Burundi Claims Crisis Is Over as It Expects Refugees to Return

(Bloomberg) -- Burundi’s government said it expects 60,000 refugees to return next year in a sign the East African nation’s more than two-year political crisis is over, a claim disputed by an opposition leader who described conditions as still too dangerous.

“Many of the refugees have seen that they fled nothing and that the country is
calm,” Interior Ministry spokesman Terence Ntahiraja said in an interview on national radio on Thursday. He said returnees would be given three months’ food rations and unspecified other support.

The landlocked nation has been rocked by unrest that’s claimed hundreds of lives since April 2015, when President Pierre Nkurunziza began steps to win a third term, a move his opponents said was unconstitutional.
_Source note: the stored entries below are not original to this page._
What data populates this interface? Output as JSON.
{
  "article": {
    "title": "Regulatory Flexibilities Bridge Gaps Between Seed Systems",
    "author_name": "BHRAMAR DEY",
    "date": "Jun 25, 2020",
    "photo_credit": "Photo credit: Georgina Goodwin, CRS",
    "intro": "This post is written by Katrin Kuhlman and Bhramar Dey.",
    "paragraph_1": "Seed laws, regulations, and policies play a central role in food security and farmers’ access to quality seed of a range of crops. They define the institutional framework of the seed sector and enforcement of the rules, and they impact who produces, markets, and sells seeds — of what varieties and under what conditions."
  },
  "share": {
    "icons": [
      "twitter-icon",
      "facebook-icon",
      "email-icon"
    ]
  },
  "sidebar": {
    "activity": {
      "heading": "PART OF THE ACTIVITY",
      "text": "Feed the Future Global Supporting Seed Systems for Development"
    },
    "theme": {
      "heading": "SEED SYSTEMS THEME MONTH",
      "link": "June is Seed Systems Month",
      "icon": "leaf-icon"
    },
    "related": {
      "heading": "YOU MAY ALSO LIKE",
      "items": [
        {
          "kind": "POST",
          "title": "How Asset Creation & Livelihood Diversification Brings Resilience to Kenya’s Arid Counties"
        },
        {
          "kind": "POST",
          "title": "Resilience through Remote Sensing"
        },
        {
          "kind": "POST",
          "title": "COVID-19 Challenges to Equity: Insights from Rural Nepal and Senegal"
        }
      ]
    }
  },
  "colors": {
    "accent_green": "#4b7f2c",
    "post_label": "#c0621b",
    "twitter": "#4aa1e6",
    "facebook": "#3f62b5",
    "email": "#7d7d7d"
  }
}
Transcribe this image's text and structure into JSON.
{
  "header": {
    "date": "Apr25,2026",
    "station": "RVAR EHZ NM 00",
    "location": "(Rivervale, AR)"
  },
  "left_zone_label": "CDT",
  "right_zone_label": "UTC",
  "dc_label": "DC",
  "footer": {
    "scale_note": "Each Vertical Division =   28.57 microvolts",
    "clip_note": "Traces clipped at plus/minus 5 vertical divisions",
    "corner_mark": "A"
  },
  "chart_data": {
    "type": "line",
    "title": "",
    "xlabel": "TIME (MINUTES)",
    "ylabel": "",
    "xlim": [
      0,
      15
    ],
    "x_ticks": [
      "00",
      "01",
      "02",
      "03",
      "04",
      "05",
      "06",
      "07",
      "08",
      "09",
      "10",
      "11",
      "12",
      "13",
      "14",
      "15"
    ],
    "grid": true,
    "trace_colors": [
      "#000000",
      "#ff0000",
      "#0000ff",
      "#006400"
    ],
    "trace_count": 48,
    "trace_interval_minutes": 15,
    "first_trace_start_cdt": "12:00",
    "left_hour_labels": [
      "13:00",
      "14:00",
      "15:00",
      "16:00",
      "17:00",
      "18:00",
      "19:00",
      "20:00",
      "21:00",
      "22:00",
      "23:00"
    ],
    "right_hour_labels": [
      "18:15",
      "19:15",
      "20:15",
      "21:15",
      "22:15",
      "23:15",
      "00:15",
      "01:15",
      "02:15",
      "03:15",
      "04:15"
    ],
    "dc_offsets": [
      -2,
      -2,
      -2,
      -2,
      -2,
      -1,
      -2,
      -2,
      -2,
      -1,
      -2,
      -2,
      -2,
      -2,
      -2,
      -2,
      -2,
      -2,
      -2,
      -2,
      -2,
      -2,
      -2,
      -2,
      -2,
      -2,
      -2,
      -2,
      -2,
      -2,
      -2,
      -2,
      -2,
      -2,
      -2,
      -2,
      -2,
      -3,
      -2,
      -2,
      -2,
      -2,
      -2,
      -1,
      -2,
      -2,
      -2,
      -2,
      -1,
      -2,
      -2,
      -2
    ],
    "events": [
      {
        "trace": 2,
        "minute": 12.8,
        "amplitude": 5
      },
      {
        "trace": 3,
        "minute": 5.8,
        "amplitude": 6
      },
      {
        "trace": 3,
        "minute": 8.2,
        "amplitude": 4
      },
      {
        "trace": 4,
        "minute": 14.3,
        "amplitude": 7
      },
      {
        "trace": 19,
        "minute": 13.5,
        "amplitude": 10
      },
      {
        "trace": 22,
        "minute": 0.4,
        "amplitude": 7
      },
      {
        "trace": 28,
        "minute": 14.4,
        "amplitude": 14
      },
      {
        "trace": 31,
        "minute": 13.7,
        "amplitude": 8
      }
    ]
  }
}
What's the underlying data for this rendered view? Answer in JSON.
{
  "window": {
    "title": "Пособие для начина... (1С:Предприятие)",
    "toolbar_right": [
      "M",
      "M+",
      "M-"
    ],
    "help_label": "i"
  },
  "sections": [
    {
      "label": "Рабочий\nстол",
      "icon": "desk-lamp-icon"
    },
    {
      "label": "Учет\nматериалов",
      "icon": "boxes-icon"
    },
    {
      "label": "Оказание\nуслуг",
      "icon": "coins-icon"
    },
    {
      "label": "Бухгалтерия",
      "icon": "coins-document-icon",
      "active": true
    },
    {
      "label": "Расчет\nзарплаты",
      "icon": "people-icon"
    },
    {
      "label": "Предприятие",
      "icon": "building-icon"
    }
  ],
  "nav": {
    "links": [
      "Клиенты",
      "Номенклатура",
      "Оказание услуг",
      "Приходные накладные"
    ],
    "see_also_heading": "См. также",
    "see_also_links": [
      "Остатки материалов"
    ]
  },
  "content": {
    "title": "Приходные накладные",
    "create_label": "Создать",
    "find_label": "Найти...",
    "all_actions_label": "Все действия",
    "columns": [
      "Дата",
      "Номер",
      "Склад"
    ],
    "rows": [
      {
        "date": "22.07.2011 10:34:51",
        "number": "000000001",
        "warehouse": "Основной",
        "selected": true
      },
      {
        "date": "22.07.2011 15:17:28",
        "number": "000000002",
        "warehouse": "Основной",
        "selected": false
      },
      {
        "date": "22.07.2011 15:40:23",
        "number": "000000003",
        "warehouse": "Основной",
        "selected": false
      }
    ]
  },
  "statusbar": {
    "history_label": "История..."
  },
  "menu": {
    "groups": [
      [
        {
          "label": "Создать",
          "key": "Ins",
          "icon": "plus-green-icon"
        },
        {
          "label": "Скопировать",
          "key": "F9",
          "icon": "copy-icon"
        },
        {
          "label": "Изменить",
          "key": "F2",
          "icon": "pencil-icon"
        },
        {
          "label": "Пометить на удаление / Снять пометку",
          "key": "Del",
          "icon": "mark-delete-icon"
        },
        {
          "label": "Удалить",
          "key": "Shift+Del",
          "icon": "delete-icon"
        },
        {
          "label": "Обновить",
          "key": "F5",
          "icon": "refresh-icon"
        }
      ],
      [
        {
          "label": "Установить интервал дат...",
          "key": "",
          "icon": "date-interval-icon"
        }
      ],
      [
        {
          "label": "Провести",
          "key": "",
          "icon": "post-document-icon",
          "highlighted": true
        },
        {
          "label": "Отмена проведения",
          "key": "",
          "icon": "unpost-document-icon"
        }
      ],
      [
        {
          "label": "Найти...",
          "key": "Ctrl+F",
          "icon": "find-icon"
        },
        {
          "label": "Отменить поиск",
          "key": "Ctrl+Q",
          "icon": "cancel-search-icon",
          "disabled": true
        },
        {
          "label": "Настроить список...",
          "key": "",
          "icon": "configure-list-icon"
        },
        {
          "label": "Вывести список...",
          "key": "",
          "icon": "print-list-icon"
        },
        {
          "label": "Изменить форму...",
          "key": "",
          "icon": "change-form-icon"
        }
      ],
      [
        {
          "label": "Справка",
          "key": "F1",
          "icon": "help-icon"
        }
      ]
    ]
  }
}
The United Nations has said more than 400,000 people fled to countries including Tanzania, Uganda and Rwanda, although the government hasn’t commented on the figure, only saying many have returned.

The vice president of the opposition Frodebu party, Leonce Ngendakumana, described the government’s statement as “blind propaganda.”

“Among those who returned, some went back to refugee camps because they saw what they were told -- that the country was calm -- was not true,” he said by phone. “The reason why they fled is always there, it is impossible for them to come back right now.”

UN representatives in Burundi didn’t answer calls seeking comment.